My best good friend still has a copy of it someplace on a floppy disk because we would run it on the computer that he put together out of spare parts on a piece of plywood. Thankfully he has a family and is too busy to dig it up and send it to me so I'm spared the embarrassment that would come with seeing it.
I'm always happy to see projects like this and OHRRPGCE where people did something useful with the language.
http://qbasicgui.datacomponents.net/
Ans this site has more
It was a popular style of project. Some even implemented their own programming languages so they could multitask applications written for them by running lines from each app in a round-robin fashion.
Because QBasic would run on versions of Windows NT that had the NTVDM (virtual DOS machine) I used it as a scripting language on early NT systems I supported. Eventually I moved over to VBScript under Windows Scripting Host when it arrived on the scene.
Me too! Well, sort of. Between the ages of 14 and 19 I worked as a part-time helpdesk technician. When I started we used a series of bootable floppies with DOS to use Symantec Ghost. If memory serves two floppies were required - the first had DOS and the requisite NIC driver and the second was universal and merely had GHOST.EXE on it. I developed a bootable USB memory stick image comprising all of the NIC drivers along with Ghost and a series of other useful things like a WinPE environment and maaaaaybe a Linux one via loadlin.exe. I ended up making a boot menu/shell for it in QuickBasic.

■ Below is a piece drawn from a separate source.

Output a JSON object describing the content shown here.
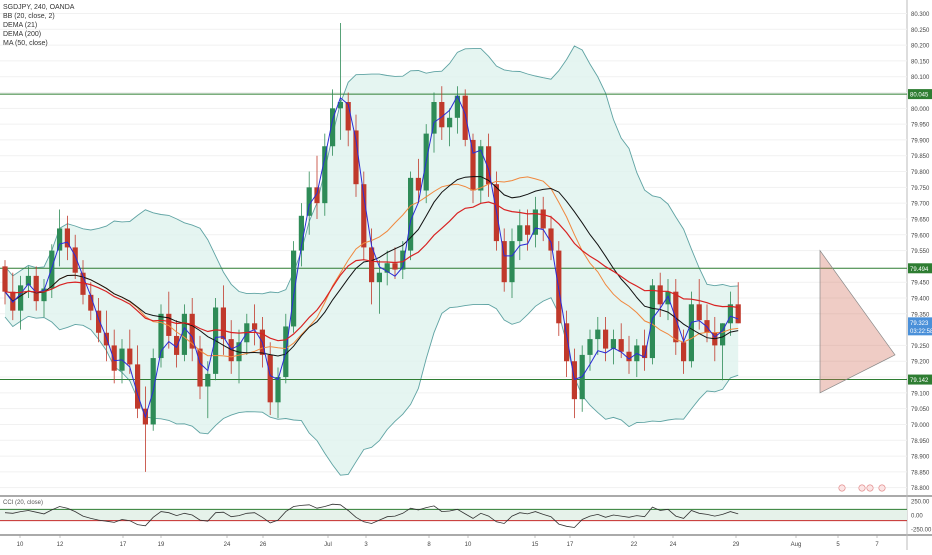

It was still in use a year or two after I'd moved to doing software engineering professionally. I wonder whether it's sitting in a drawer someplace on the other side of the country. I also wonder how this thread turned into a chronicle of my youthful programming misadventures :-D
I remember first reading about the DATA command in the IDE built-in help (what a fantastic resource) and laboriously copying my drawings of monsters on graph paper into lines of comma-delimited ones and zeroes in DATA statements.
Since we had a copy of QuickBasic 4.5 I was able to compile it to an EXE and place it in the AUTOEXEC.BAT - fun times!
Hacking EXPLORER.EXE and changing the Start Menu side graphic with Borland Resource Workshop was another notable one.
Watching an adult try to navigate in Windows with an invisible mouse was like the digital equivalent of using a dowsing rod to find water.
I wonder what you'd consider the tradeoffs of QBasic vs something intentionally geared towards IF, like Inform[0]?
Unfortunately, when I start the exe file in DOSBox Staging it only clears the screen, shows me a blinking cursor, and then does not seem to do anything beyond that.
OP says that they've been at it for decades so my guess would be it started as a QBASIC game but then was later ported over to use QB64 and its modern features.